By Michele Maatouk
Date: Friday 10 Oct 2025
(Sharecast News) - London stocks ended sharply lower on Friday, having extended losses into the close after US President Trump threatened a "massive" tariff hike on China in a dispute over rare earth metals.
Having been just slightly weaker for most of the day, the FTSE 100 fell sharply on the back of Trump's threats, ending down 0.9% at 9,427.47.
In a very long post on Truth Social, Trump said he might cancel an upcoming meeting with Chinese President Xi Jinping in response to Beijing's latest move to restrict exports of rare earth magnets and raw materials.
"There is no way that China should be allowed to hold the World 'captive', but that seems to have been their plan for quite some time, starting with the 'Magnets' and, other Elements that they have quietly amassed into somewhat of a Monopoly position, a rather sinister and hostile move, to say the least," Trump wrote.
The US President said he was still considering his next move, but suggested one option on the table was a "massive increase" of tariffs on Chinese products coming into the US.

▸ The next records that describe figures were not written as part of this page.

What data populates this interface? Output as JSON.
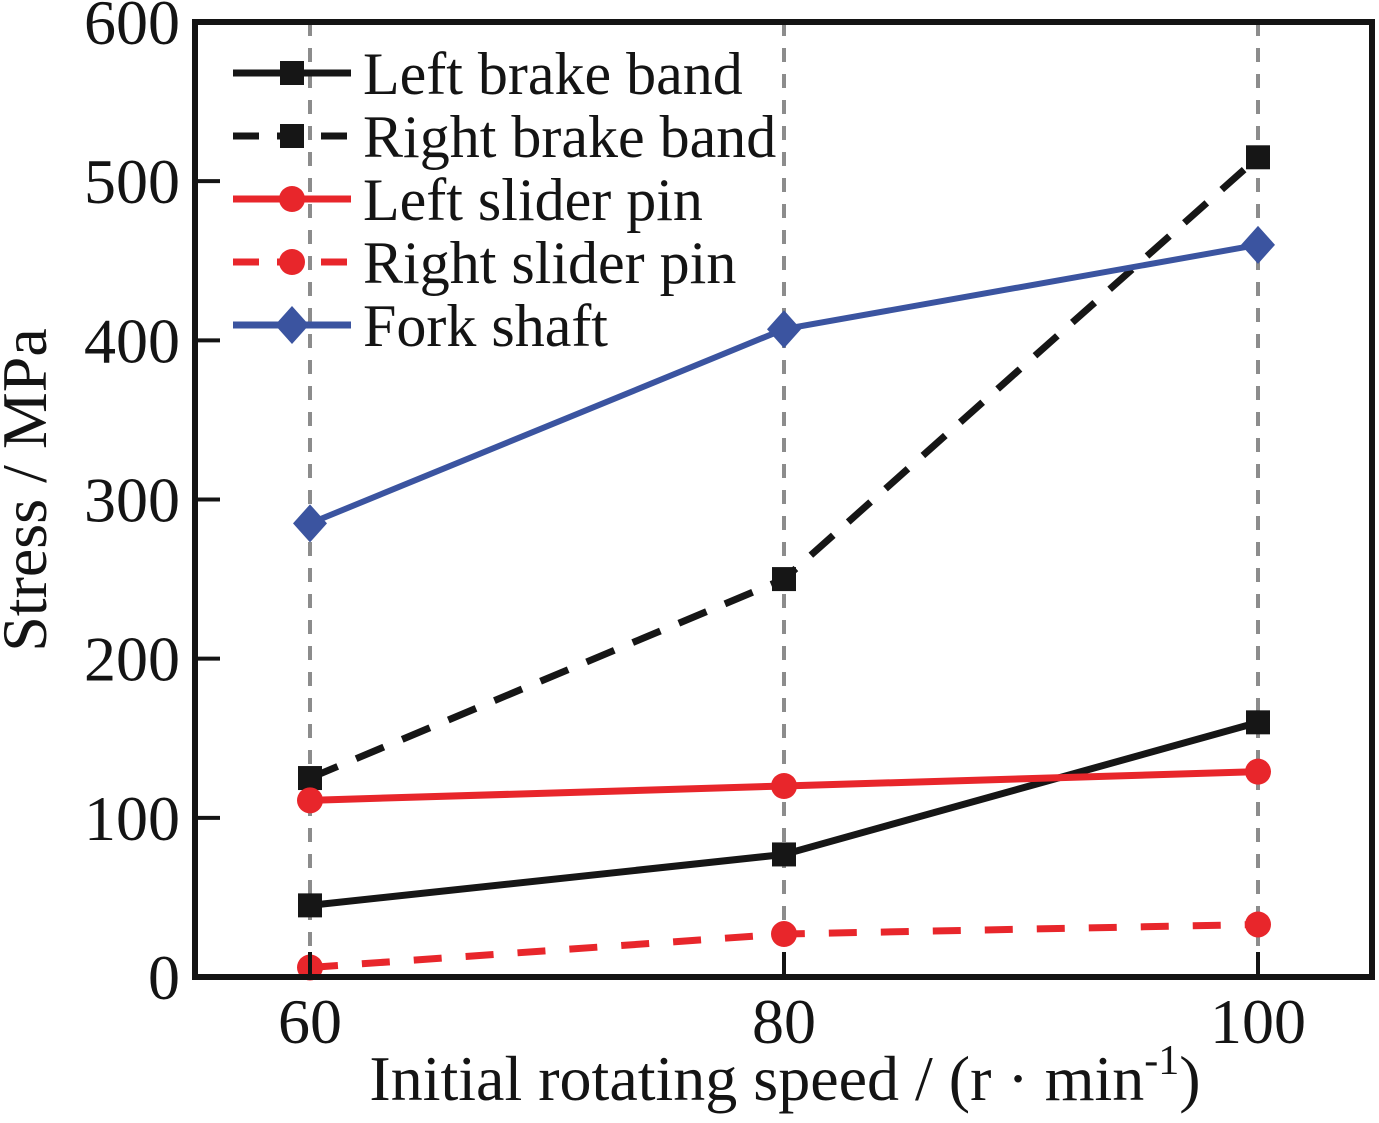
{
  "figure": {
    "background": "#ffffff"
  },
  "colors": {
    "axis": "#141414",
    "black_series": "#161616",
    "red_series": "#e8262b",
    "blue_series": "#3b54a0",
    "gridline": "#8c8c8c"
  },
  "chart_data": {
    "type": "line",
    "title": "",
    "ylabel": "Stress / MPa",
    "xlabel_main": "Initial rotating speed / (r · min",
    "xlabel_sup": "-1",
    "xlabel_end": ")",
    "x": [
      60,
      80,
      100
    ],
    "x_tick_labels": [
      "60",
      "80",
      "100"
    ],
    "y_ticks": [
      0,
      100,
      200,
      300,
      400,
      500,
      600
    ],
    "ylim": [
      0,
      600
    ],
    "xlim": [
      55,
      105
    ],
    "grid": "vertical dashed gray lines at each x tick",
    "legend_position": "top-left inside plot, no box",
    "series": [
      {
        "name": "Left brake band",
        "color": "#161616",
        "line": "solid",
        "marker": "square",
        "values": [
          45,
          77,
          160
        ]
      },
      {
        "name": "Right brake band",
        "color": "#161616",
        "line": "dashed",
        "marker": "square",
        "values": [
          125,
          250,
          515
        ]
      },
      {
        "name": "Left slider pin",
        "color": "#e8262b",
        "line": "solid",
        "marker": "circle",
        "values": [
          111,
          120,
          129
        ]
      },
      {
        "name": "Right slider pin",
        "color": "#e8262b",
        "line": "dashed",
        "marker": "circle",
        "values": [
          6,
          27,
          33
        ]
      },
      {
        "name": "Fork shaft",
        "color": "#3b54a0",
        "line": "solid",
        "marker": "diamond",
        "values": [
          285,
          407,
          460
        ]
      }
    ]
  }
}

"There are many other countermeasures that are, likewise, under serious consideration," he added.
On home shores, investors mulled the latest data from the British Retail Consortium, which showed that weak consumer confidence and uncertainty arising from the upcoming Autumn Budget prompted a steeper drop in footfall across the UK's high streets.
According to the monthly BRC-Sensormatic Footfall Monitor, overall footfall fell by 1.8% year-on-year last month, worse than the 0.4% annual decline posted in August.
In equity markets, defence stocks were down, with Melrose Industries, Babcock, BAE Systems and Rolls-Royce all weaker.
Joshua Mahony at Scope Markets said progress towards a ceasefire in Gaza eased geopolitical risk premiums, reducing demand for the sector that had been buoyed by the conflict.
Building products manufacturer Ibstock slumped as it reported weaker-than-expected demand in its core construction markets during the third quarter amid a "more uncertain near-term backdrop".
Ibstock said both clay and concrete revenues were impacted, with second-half sales volumes and adjusted underlying earnings now anticipated to match the first half due to softer market conditions.
Breedon also fell.
Aviva was in the red after a downgrade to 'underperform' at KBW.
On the upside, Sage Group rallied after Citi placed the shares on 'positive catalyst watch' into full-year results in November, saying it expects a better-than-feared update.
Recruitment firm Hays nudged higher after saying it experienced the typical recovery in post-summer activity in its first quarter, but expects ongoing macroeconomic uncertainty to weigh on its performance over the remainder of the year.
Like-for-like net fees declined by 8% year-on-year over the three months to 30 September, with a 5% decrease in temp and contracting fees met with a 13% drop in the permanent side of the business.
Russ Mould, investment director at AJ Bell, said: "So much bad news was already in the price and there were morsels of good news buried in the statement.
"Chief executive Dirk Hahn appears to be keeping his chin up and the implied message of 'we'll get through this and prosper later on' appears to have been duly noted by the market."